第79章 パフォーマンス
「でも、わたしもドビーを知っています!」
甲高い声で答えた。貴賓席の照明が特に明るいわけでもなかったのだが、眩しそうに顔を覆っている。
「わたしは、ウィンキーでございます。...あなたさまは...」
そう言うと、こげ茶色の目がハリーの傷痕を捉えたとたん、小皿くらいに大きく見開かれた。
「あなたさまは、紛れもなくハリー・ポッターさま!」
「うん、そうだよ」
「ドビーが、あなたさまのことをいつもお噂してます!」
ウィンキーは尊敬で打ち震えたかのように、ほんの少し両手を下にずらす。
「ドビーは、どうしてる?自由になって、元気にやってる?」
「ああ。ああ、それがでございます。決して失礼を申し上げるつもりはございませんが、あなたさまがドビーを自由になさったのは、ドビーのためになったのかどうか、わたしは自信を持つことができません」
ハリーの問いに、ウィンキーは首を振って答えた。
「どうして?ドビーに何かあったの?」
不意を突かれたようなハリー。
「ドビーは、自由で頭がおかしくなったのでございます。身分不相応の高望みでございます。勤め口が見つからないのでございます」
ウィンキーが悲しげに言う。
「どうしてなの?」
ウィンキーは、声を少し落として囁いた。
「仕事に、お手当てをいただこうとしているのでございます」
「お手当て?だって...なぜ、給料をもらっちゃいけないの?」
そう言ったハリーは、ポカンとしている。ウィンキーが、そんなことを考えること自体が恐ろしいという顔で、少し指を閉じたので、また顔半分が隠れてしまう。
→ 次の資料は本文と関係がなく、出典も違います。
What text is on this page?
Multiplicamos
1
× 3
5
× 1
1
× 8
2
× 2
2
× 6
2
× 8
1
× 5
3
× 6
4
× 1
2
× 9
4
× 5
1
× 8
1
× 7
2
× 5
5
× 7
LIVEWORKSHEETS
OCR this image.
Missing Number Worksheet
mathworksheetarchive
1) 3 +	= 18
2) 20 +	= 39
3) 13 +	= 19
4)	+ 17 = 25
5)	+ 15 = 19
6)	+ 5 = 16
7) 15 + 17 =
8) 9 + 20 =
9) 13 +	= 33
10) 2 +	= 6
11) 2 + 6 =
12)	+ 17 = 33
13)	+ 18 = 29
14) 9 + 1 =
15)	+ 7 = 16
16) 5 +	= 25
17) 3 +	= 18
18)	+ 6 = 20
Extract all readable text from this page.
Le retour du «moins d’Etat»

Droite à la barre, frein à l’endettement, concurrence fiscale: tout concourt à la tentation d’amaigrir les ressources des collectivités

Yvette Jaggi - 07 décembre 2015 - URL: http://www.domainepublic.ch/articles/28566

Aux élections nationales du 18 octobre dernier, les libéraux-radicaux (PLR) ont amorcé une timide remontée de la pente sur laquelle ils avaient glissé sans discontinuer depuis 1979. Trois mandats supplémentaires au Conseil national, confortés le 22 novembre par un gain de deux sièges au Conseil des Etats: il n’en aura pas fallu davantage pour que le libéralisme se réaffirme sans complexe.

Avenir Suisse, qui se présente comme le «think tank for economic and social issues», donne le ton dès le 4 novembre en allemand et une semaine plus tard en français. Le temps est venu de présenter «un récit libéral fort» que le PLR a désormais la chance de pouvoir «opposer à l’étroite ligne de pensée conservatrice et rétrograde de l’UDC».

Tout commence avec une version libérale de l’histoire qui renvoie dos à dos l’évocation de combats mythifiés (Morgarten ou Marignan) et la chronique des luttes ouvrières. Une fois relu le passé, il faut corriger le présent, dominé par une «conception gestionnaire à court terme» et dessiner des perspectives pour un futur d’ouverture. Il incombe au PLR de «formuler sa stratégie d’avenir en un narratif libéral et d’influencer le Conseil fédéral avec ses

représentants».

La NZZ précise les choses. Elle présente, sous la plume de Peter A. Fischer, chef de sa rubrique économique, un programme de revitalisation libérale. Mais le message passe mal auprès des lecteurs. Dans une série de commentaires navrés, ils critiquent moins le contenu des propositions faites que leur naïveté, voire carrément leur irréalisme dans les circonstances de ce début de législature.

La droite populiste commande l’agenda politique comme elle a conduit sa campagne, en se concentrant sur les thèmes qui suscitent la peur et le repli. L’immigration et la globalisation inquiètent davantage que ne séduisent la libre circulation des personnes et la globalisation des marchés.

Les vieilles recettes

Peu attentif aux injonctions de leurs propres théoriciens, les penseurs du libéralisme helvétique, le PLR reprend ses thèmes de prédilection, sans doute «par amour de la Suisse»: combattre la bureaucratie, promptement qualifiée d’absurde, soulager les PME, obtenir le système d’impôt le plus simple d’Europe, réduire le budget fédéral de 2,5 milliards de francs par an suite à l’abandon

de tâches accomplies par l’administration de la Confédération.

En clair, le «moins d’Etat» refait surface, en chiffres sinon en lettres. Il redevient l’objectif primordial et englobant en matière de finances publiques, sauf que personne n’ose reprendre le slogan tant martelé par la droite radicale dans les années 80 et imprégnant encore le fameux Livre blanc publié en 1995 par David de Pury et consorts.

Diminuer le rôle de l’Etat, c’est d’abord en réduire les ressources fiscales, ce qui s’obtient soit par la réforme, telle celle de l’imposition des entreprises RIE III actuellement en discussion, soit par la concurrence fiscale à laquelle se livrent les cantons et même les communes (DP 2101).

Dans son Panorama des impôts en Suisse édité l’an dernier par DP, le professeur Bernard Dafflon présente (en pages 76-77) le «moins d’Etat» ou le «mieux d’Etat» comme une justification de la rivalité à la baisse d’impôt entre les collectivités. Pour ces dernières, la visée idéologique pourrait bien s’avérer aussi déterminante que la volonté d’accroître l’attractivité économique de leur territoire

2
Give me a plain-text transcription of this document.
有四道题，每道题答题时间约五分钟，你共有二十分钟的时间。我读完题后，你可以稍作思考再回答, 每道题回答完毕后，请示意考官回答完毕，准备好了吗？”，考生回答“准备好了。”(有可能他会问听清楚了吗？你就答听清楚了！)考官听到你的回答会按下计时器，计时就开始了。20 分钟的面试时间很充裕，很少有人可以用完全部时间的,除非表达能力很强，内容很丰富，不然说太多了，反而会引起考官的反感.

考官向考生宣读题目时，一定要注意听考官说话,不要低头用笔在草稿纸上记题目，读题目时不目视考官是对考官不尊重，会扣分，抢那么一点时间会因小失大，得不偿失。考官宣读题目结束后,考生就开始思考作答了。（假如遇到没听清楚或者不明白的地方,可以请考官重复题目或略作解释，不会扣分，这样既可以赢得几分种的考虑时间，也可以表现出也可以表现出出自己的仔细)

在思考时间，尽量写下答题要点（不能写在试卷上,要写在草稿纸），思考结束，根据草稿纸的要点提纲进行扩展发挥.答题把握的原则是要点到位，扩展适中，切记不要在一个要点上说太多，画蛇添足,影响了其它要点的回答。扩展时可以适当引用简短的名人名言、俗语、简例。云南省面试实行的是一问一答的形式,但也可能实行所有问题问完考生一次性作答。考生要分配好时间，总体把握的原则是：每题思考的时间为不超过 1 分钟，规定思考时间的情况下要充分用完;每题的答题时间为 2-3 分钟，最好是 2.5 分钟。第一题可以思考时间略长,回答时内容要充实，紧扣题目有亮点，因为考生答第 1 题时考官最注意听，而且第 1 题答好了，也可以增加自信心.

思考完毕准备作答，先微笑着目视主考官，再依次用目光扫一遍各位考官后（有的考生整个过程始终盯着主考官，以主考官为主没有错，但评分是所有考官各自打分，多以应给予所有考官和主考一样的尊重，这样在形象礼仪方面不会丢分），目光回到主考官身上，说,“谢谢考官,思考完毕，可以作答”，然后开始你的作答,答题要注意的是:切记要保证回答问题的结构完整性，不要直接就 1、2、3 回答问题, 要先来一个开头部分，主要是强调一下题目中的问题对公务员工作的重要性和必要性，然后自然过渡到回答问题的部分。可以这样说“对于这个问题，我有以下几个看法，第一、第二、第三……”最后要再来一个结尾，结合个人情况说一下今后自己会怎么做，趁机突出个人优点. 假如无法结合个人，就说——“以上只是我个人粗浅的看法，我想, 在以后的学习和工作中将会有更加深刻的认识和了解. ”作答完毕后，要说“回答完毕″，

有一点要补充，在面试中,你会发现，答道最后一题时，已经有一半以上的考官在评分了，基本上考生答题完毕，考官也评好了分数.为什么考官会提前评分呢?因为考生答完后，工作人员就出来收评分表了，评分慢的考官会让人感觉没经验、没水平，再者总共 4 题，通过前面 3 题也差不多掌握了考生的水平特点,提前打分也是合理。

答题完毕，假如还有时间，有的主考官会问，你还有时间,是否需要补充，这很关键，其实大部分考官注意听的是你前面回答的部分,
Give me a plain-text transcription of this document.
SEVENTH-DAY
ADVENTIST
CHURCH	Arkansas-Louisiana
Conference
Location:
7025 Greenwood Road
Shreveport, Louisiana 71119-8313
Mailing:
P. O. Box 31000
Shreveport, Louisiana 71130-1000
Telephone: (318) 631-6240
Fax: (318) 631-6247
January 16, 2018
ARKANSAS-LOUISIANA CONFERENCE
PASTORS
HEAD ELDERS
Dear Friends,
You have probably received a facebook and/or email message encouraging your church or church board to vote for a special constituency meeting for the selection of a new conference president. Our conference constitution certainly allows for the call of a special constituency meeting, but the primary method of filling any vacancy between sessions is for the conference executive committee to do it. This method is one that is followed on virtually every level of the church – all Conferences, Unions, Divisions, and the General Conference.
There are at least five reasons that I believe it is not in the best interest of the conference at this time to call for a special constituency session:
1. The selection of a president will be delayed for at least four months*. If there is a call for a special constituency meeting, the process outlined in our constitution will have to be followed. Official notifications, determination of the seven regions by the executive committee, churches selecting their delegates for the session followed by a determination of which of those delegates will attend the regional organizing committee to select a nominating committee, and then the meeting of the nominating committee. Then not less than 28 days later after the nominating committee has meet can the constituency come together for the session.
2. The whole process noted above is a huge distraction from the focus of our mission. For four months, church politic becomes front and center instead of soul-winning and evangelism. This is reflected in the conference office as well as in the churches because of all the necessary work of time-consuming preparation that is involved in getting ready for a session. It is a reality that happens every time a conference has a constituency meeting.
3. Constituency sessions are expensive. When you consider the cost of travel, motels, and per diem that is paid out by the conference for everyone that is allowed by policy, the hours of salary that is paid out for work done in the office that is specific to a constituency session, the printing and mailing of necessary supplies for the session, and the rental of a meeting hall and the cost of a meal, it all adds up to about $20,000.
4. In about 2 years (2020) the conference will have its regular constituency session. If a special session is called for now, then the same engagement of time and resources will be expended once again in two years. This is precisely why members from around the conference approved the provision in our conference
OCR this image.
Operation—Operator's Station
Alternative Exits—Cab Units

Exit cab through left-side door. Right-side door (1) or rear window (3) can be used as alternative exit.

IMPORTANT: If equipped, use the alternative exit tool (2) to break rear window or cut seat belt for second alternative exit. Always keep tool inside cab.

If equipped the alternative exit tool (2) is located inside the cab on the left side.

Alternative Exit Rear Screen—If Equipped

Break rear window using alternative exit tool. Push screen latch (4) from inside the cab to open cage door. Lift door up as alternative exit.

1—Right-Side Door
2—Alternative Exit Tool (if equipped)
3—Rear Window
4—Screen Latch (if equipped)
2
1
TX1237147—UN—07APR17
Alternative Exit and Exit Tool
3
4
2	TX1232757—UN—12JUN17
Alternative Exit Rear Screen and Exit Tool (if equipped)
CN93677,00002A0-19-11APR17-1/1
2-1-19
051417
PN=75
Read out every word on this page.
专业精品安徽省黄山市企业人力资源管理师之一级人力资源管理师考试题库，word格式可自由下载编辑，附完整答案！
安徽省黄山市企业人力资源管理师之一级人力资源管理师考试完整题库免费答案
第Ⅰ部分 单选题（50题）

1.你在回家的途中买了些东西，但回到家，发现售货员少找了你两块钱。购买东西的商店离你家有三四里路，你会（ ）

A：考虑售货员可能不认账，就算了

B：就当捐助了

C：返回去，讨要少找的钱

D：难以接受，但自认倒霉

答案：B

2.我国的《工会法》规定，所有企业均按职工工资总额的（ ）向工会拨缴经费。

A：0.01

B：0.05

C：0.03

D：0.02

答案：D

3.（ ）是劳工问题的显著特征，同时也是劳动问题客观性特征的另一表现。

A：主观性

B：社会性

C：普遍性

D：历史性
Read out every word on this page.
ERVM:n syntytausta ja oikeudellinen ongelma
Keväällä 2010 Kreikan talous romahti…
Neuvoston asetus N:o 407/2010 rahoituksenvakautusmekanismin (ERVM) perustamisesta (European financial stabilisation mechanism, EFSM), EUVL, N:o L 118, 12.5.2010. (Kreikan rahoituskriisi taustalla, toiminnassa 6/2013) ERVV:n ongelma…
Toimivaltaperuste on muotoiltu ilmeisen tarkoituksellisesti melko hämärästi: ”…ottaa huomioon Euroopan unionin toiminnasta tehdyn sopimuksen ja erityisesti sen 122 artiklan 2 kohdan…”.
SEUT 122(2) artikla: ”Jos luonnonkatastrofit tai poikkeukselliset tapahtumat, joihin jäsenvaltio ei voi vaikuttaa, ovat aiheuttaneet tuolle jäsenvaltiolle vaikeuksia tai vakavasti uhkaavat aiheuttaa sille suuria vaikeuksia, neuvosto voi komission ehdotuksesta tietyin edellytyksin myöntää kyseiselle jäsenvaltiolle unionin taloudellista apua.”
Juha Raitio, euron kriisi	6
「屋敷しもべは、お手当てなどいただかないのでございます!ダメ、ダメ、ダメ。わたしはドビーに言いました。ドビー、どこか良いご家庭を探して、落ち着きなさいって、そう言いました。ドビーはのぼせて、思い上がっているのでございます。屋敷しもべ妖精に相応しくないのでございます。ドビー、あなたがそんなふうに浮かれていたら、しまいには、ただのゴブリンみたいに、魔法生物規制管理部に引っ張られることになっても知らないからって、わたし、そう言ったのでございます」
押し殺したようなキーキー声で言ったウィンキー。
「でも、ドビーは、もう少しくらい楽しい思いをしてもいいんじゃないかな」
ウィンキーは顔を覆った手の下で、きっぱりと言う。